Vemos uma luta entre duas esferas económicas, EUA e China, a anos-luz do que conseguimos desenvolver na Europa.

Ivo Bernardo

Cofundador da DareData

Manuel Levi também considera que “a Europa está a dar um tiro no pé” com a quantidade de regulamentação que tem implementado, “que, embora seja bem-intencionada, vai levar a sérios problemas, principalmente a longo prazo”, vaticina.

“O efeito que a IA vai ter nas empresas é um efeito cumulativo. Uma empresa que comece a utilizar agora vai poder utilizar mais e mais e alavancar. Como é exponencial, é preciso ver a mudança a acontecer nos primeiros passos”, refere o especialista, diagnosticando outras causas do problema, como, por exemplo, a dificuldade em levantar capital em comparação com outros mercados.

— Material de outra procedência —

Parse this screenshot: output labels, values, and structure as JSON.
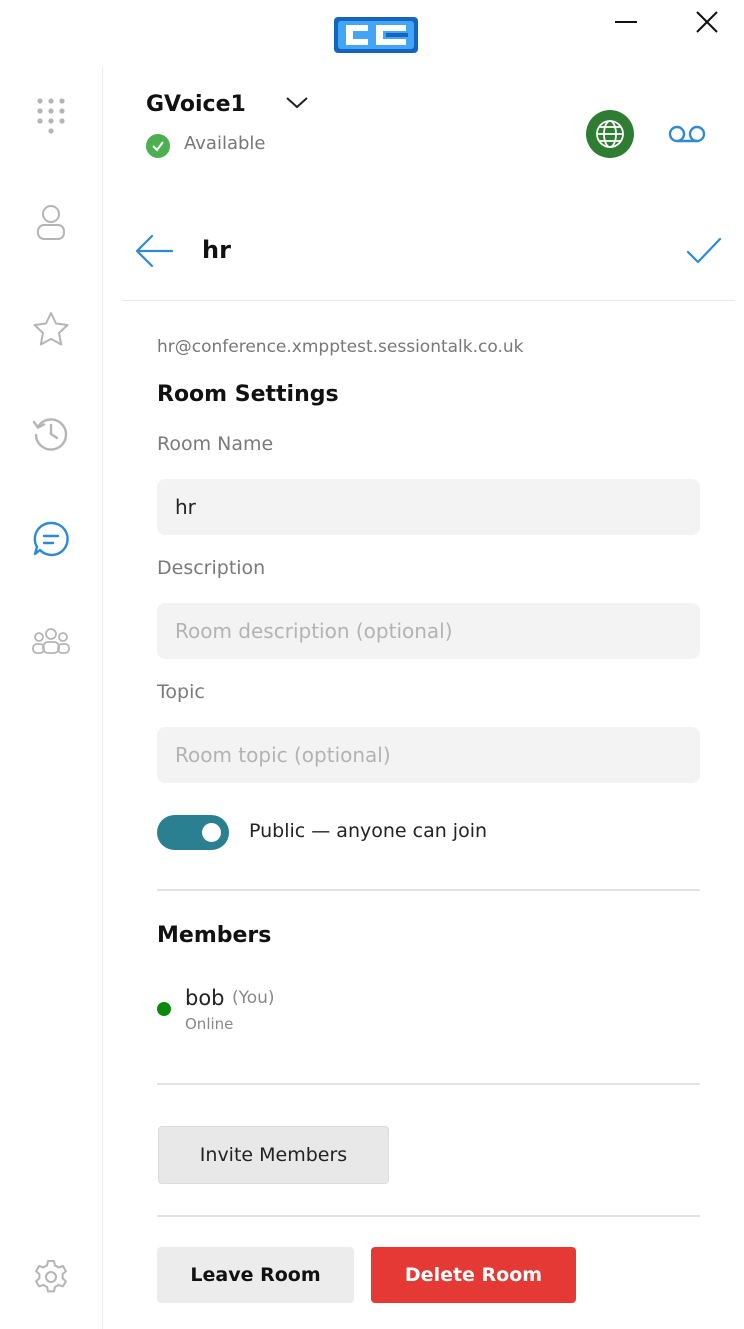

Mas a visão de que a Europa tem demasiada regulamentação não é unânime. Questionado sobre o que esta competição EUA-China diz sobre o estado da Europa, Adolfo Mesquita Nunes, advogado, especialista em regulamentação de IA e sócio da sociedade de advogados Pérez-Llorca, atira: “Dar a China como um exemplo de liberdade e inovação é risível.” “Na China só se inova o que o Partido [Comunista Chinês] achar que se inova. O empreendedorismo está sujeito às regras que o partido impõe”, argumenta.

Adolfo Mesquita Nunes recorda que os modelos da DeepSeek recusam-se a responder sobre temas sensíveis para o regime, como os acontecimentos em Tiananmen em 1989, o que aumenta ainda mais “a necessidade de haver regras”. “A ideia de que a IA pode continuar sem qualquer tipo de regulamentação que mitigue os riscos quando algo corre mal, ou que define a responsabilidade quando algo corre mal, é ingénua. E a UE não é a única a ter normas sobre o assunto, incluindo alguns Estados nos EUA”, repara.

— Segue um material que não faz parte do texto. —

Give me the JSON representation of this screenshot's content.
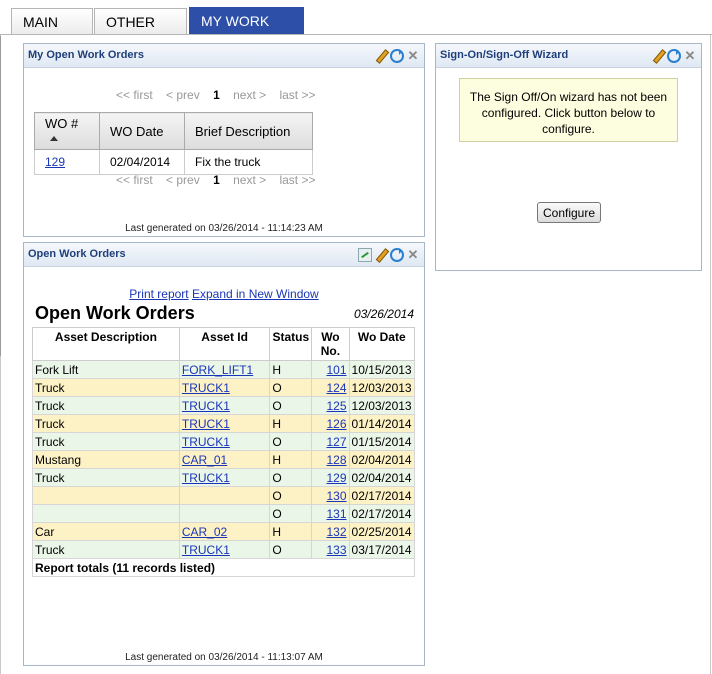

Isso não significa, para este especialista, “que não seja justo reconhecer que a Europa nos últimos anos se concentrou mais na regulamentação e menos na competitividade”. Mas, mesmo assim, “tendemos a comparar os EUA com a China e com a Europa enquanto blocos económicos esquecendo que a Europa são mais de duas dezenas de países, mais de duas dezenas de parlamentos, centenas de atos eleitorais, e de legitimidades democráticas que, necessariamente, tornam o processo decisório muito mais complexo do que o da China e dos EUA por razões evidentes”, explica.

"A ideia de que a IA pode continuar sem qualquer tipo de regulamentação que mitigue os riscos quando algo corre mal, ou que define a responsabilidade quando algo corre mal, é ingénua.”

Adolfo Mesquita Nunes

Advogado, sócio da Pérez-Llorca

Com mais um modelo amplamente disponível no mercado — desta vez chinês e aparentemente mais barato –, ficam mais claras as virtudes da tecnologia, mas também os riscos, incluindo o eventual atraso do continente europeu.

Mas de nada vale ter recursos se depois não chegam à economia real. E, no que toca ao ChatGPT versus DeepSeek, “são dois modelos que levam exatamente ao mesmo sítio”. Afinal, como diz Ivo Bernardo, “com o Ferrari consegue-se circular a 140 Km/h, mas com o Clio pode-se ir a 120” sem perder a estabilidade.